Трепетное отзывчивое тело реагирует на каждую ласку и тянется за добавкой. Я уже не раз видел ее обнаженной, но вновь опускаюсь ниц, благодаря Первородную и саму природу за хрупкую нежную красоту этого невинного цветка. В радужных бликах, падающих сквозь мозаичное окно, она, нагая, сродни волшебству из древних преданий. Отмеченная пророчеством, еще не сознающая своей власти надо мной и миром, трогательно томится меж девственным смущением и сладострастной требовательностью. Мои руки скользят от щиколоток до бедер, а губы вторят их пути, пробуждая каждый сантиметр шелковистой кожи, вымогают стоны удовольствия и ответные ласки.

Лишенная защиты одежды, в шаге от широкой постели, Клематис робеет отдаться мне, даже в мыслях боясь предположить дальнейшее.

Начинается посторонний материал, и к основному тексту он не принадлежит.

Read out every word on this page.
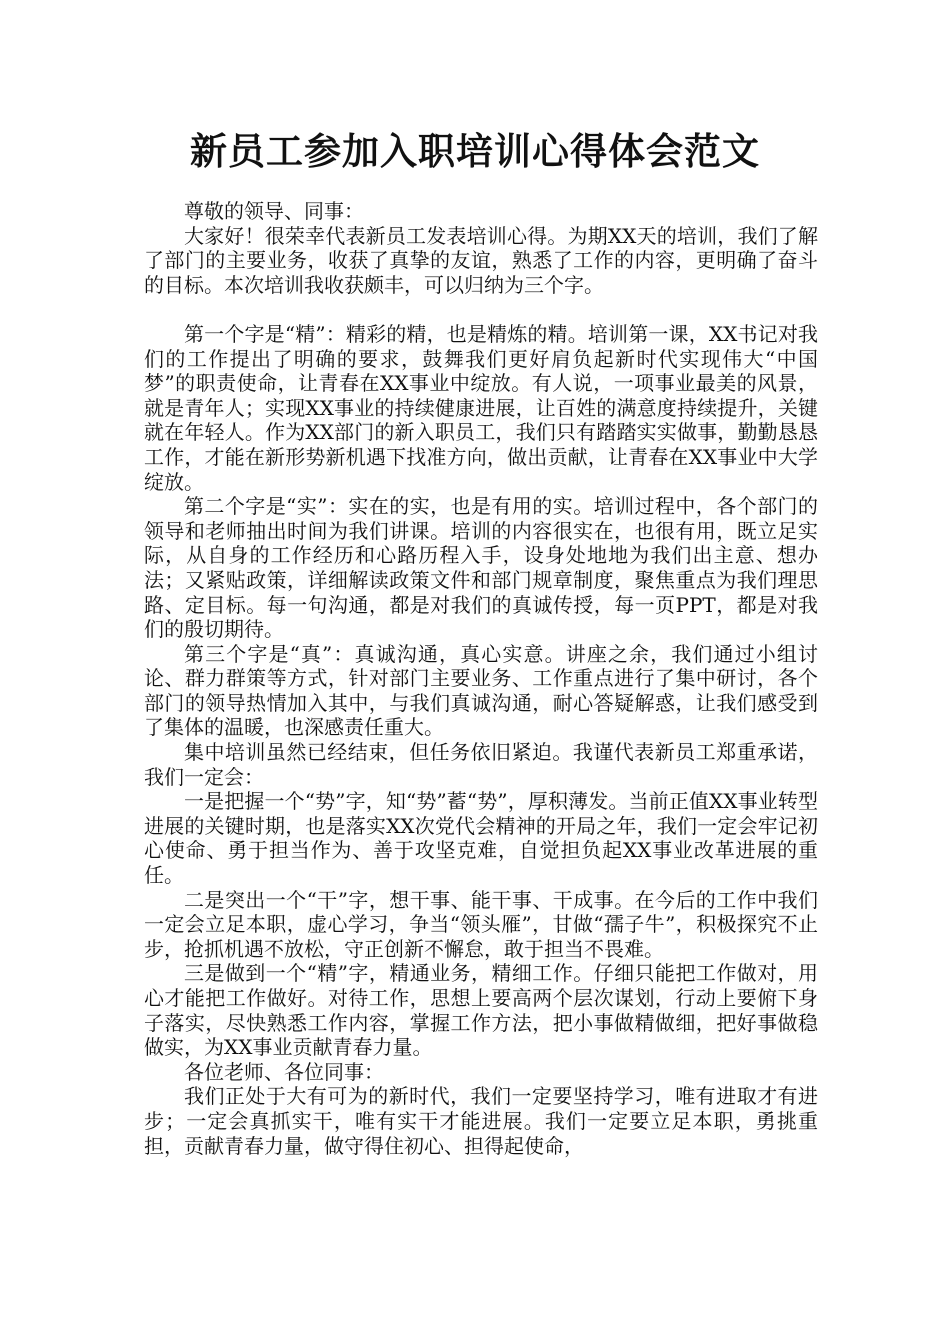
新员工参加入职培训心得体会范文

尊敬的领导、同事：

大家好！很荣幸代表新员工发表培训心得。为期XX天的培训，我们了解了部门的主要业务，收获了真挚的友谊，熟悉了工作的内容，更明确了奋斗的目标。本次培训我收获颇丰，可以归纳为三个字。

第一个字是“精”：精彩的精，也是精炼的精。培训第一课，XX书记对我们的工作提出了明确的要求，鼓舞我们更好肩负起新时代实现伟大“中国梦”的职责使命，让青春在XX事业中绽放。有人说，一项事业最美的风景，就是青年人；实现XX事业的持续健康进展，让百姓的满意度持续提升，关键就在年轻人。作为XX部门的新入职员工，我们只有踏踏实实做事，勤勤恳恳工作，才能在新形势新机遇下找准方向，做出贡献，让青春在XX事业中大学绽放。

第二个字是“实”：实在的实，也是有用的实。培训过程中，各个部门的领导和老师抽出时间为我们讲课。培训的内容很实在，也很有用，既立足实际，从自身的工作经历和心路历程入手，设身处地地为我们出主意、想办法；又紧贴政策，详细解读政策文件和部门规章制度，聚焦重点为我们理思路、定目标。每一句沟通，都是对我们的真诚传授，每一页PPT，都是对我们的殷切期待。

第三个字是“真”：真诚沟通，真心实意。讲座之余，我们通过小组讨论、群力群策等方式，针对部门主要业务、工作重点进行了集中研讨，各个部门的领导热情加入其中，与我们真诚沟通，耐心答疑解惑，让我们感受到了集体的温暖，也深感责任重大。

集中培训虽然已经结束，但任务依旧紧迫。我谨代表新员工郑重承诺，我们一定会：

一是把握一个“势”字，知“势”蓄“势”，厚积薄发。当前正值XX事业转型进展的关键时期，也是落实XX次党代会精神的开局之年，我们一定会牢记初心使命、勇于担当作为、善于攻坚克难，自觉担负起XX事业改革进展的重任。

二是突出一个“干”字，想干事、能干事、干成事。在今后的工作中我们一定会立足本职，虚心学习，争当“领头雁”，甘做“孺子牛”，积极探究不止步，抢抓机遇不放松，守正创新不懈怠，敢于担当不畏难。

三是做到一个“精”字，精通业务，精细工作。仔细只能把工作做对，用心才能把工作做好。对待工作，思想上要高两个层次谋划，行动上要俯下身子落实，尽快熟悉工作内容，掌握工作方法，把小事做精做细，把好事做稳做实，为XX事业贡献青春力量。

各位老师、各位同事：

我们正处于大有可为的新时代，我们一定要坚持学习，唯有进取才有进步；一定会真抓实干，唯有实干才能进展。我们一定要立足本职，勇挑重担，贡献青春力量，做守得住初心、担得起使命，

Едва поравнявшись с треугольником паха, улыбаюсь, поднимаясь с колен. Самое сладкое мы оставим на потом.

Подцепляю ее подбородок, призывая взглянуть в глаза, вскинуть трепещущие ресницы и принять меня. Нас.

— Полина, — кажется, впервые называю юную Повилику вслух по имени.

— Гин? — на вдохе слетает с губ, припухших от моих поцелуев.

Сердце пропускает удар, а старая засохшая лиана на груди трепещет, ощутив порыв новой жизни. Мои следующие поцелуи нежны и мягки, не требуют, но уговаривают, не берут, а приглашают, зовут, отгоняя страх.

— Гин, — шепчет вновь, с будоражащим придыханием, когда, оставив губы, изучаю виски и щеки, мочку уха, шею, изгиб ключиц. Несмелые объятия смыкаются на моей спине, девочка льнет, в полной мере чувствуя мое возбуждение.

Подхватываю на руки, чтобы тут же уложить на кровать и лечь рядом, не сводя глаз с ее, темных от страсти. Прикусывает губу, ожидая от меня следующего шага, а я любуюсь, растягивая восхитительное мгновение. Но ей самой уже неймется — тонкие пальцы изучают мою грудь, тянутся к прессу, очерчивают выемку пупка и замирают напряженные, чтобы затем, набравшись смелости, опуститься ниже, коснуться неумелой, но восхитительно пьянящей лаской.

Никогда меня не прельщали невинные девы, никогда не мечтал стать первым, кто раскроет лепестки бутона навстречу плотским удовольствиям жизни. До Клематис я и представить не мог, что девичья, не знавшая мужчин кротость может так возбуждать. Все ее стоны, все порочные мысли, весь сладкий, тягучий сок — мои. Эгоистичное мужское возбуждение — пионера, первопроходца, победителя — будоражит, требует взять без промедления. Магия ли древних или само предназначенье судьбы свело нас, но здесь и сейчас, на благоухающих чистотой простынях, в объятьях друг друга — мы там, где должны быть.

Полина перехватывает мою ладонь, уже скользнувшую меж длинных ног, подобравшуюся близко к сокровенному.

— Остановишь меня? — шепчу, вспоминая первую встречу, случившуюся, кажется, вечность назад. Отвечает Клематис кусачим, едким поцелуем и сама направляет руку — сильнее, глубже, быстрее.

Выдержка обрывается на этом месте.